We had an interesting support issue within our own network on New Year’s Eve. The developer in charge tells his story below:
Right after 1:00am CET, I started to receive notifications that the Resource Limit matched the network for an average load >10. First I thought it was a scheduled task, but quickly realized that nothing that “heavy” would be scheduled at midnight (GMT). So I decided to stop watching my boring movie and look into what was going on.
I found a lot of failed calls with the same reason – that CAC was exceeded. I also realized that there were a lot of calls, even though it was New Year’s Eve and most of our customers businesses were closed for the holidays.
The top command showed all FreeSWITCHES processes and mysqld had >100% CPU usage. It was a mystery because there were no hard SQL queries and even FreeSWITCH had zero calls and the CPU was >100%.
First, I restarted the FreeSWITCHES one-by-one and tried different switches for the RT clock and clock sync. Nothing helped. FreeSWITCH compiled 2 years ago and nothing changed. How had it passed last New Year’s Eve?
The reason that FreeSWITCH was rejecting calls was a constraint that the minimum idle CPU must be 5% to ensure transcoding quality. I decided to disable this and left 3 FreeSWITCHES working to keep the load less and allow calls to pass. FreeSWITCH would occupy 3 cores and have room for calls. I tried several calls and had no problem with quality. It seemed that would be enough while I tried to find the problem and solve it.

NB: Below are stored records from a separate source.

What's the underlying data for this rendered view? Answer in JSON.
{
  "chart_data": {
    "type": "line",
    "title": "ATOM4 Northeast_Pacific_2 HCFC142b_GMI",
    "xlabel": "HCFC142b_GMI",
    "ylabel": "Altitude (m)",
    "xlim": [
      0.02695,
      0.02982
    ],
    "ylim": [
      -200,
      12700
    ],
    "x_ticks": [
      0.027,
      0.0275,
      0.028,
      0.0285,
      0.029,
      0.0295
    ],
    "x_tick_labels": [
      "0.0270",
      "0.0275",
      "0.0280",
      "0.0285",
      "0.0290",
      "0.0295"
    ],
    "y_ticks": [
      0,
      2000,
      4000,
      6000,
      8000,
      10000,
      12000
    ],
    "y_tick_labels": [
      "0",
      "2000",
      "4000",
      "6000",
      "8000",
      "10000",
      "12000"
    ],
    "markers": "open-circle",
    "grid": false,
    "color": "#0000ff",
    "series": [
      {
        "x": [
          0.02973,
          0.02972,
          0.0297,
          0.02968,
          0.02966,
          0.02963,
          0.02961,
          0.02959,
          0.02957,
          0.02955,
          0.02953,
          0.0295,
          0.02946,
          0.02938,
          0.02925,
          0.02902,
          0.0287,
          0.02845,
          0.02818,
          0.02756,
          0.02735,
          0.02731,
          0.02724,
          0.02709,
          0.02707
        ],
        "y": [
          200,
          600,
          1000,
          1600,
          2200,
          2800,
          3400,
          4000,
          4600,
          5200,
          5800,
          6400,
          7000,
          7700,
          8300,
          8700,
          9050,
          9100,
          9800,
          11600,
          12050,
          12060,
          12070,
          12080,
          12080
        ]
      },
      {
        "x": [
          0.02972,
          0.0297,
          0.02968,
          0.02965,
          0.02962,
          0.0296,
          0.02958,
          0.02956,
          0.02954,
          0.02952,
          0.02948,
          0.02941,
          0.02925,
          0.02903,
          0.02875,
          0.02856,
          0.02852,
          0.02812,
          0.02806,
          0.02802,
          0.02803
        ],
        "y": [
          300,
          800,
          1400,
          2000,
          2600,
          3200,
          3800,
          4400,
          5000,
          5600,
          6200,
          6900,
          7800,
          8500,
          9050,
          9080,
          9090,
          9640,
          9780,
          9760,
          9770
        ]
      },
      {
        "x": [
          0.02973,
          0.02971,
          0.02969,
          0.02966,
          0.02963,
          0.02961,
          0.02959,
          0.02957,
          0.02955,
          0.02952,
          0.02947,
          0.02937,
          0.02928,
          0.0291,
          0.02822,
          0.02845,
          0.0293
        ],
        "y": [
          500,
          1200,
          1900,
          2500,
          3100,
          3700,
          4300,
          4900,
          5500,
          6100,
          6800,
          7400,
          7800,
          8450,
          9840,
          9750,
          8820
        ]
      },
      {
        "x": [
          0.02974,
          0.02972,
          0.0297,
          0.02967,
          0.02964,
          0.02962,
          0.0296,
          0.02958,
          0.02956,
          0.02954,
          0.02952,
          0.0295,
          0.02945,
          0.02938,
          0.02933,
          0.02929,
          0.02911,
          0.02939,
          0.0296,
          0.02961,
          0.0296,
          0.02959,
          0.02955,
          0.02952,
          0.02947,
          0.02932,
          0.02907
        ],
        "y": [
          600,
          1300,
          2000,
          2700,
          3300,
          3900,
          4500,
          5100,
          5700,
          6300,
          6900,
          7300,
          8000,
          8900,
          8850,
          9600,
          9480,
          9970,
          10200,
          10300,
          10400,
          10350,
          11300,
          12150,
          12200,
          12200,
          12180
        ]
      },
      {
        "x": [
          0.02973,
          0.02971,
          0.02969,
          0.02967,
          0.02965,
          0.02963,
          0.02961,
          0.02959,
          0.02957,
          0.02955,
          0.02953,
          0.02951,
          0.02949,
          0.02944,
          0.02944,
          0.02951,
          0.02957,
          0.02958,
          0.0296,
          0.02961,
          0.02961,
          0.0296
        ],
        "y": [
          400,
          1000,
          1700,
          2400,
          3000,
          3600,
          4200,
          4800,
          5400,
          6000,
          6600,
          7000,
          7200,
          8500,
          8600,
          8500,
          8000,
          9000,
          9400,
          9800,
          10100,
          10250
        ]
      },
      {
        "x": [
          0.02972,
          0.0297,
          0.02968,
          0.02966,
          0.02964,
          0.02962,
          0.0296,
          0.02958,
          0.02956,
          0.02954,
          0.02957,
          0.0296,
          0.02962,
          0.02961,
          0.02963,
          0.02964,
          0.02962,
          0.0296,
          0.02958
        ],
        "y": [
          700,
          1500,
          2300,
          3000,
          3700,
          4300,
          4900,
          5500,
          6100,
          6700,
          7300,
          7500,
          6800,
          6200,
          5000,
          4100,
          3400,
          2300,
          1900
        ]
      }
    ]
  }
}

This is how it looked in the morning when I finally had to get sleep, unable to solve the problem.
Later that day I decided to try a new FreeSWITCH 1.6 and 1.8. I compiled, prepared, and tried, but it did not help. The CPU usage was >100% again. Then I compiled a debug version and added it as the fourth FreeSWITCH in production to get the core dump and figure out why the idle FreeSWITCH was eating the CPU. I realized that FreeSWITCH had a problem with timers. I tried a different one, but it did not work. There were problems with the nanosleep function in FreeSWITCH, but it was fixed already. Somehow FreeSWITCH squeezed time and jumped into a loop.
Then I checked the time on the host, it was correct. Even /proc/interrupts looked correct.
My last option was to try adjusting the time on the host and sync with NTP. Restarting the ntp-client failed. Fortunately it was a problem with the DNS. Actually, the host was unable to access our local DNS resolver. I changed it temporarily to an external nameserver to resolve the NTP server and correct the time.
At the same moment when the NTP finished syncing, all processes went back to <5% CPU usage.
I realized that it was a problem with the leap second bug on an old kernel and it affected FreeSWITCH and MySQL, but it was corrected with NTP when NTP synced the time.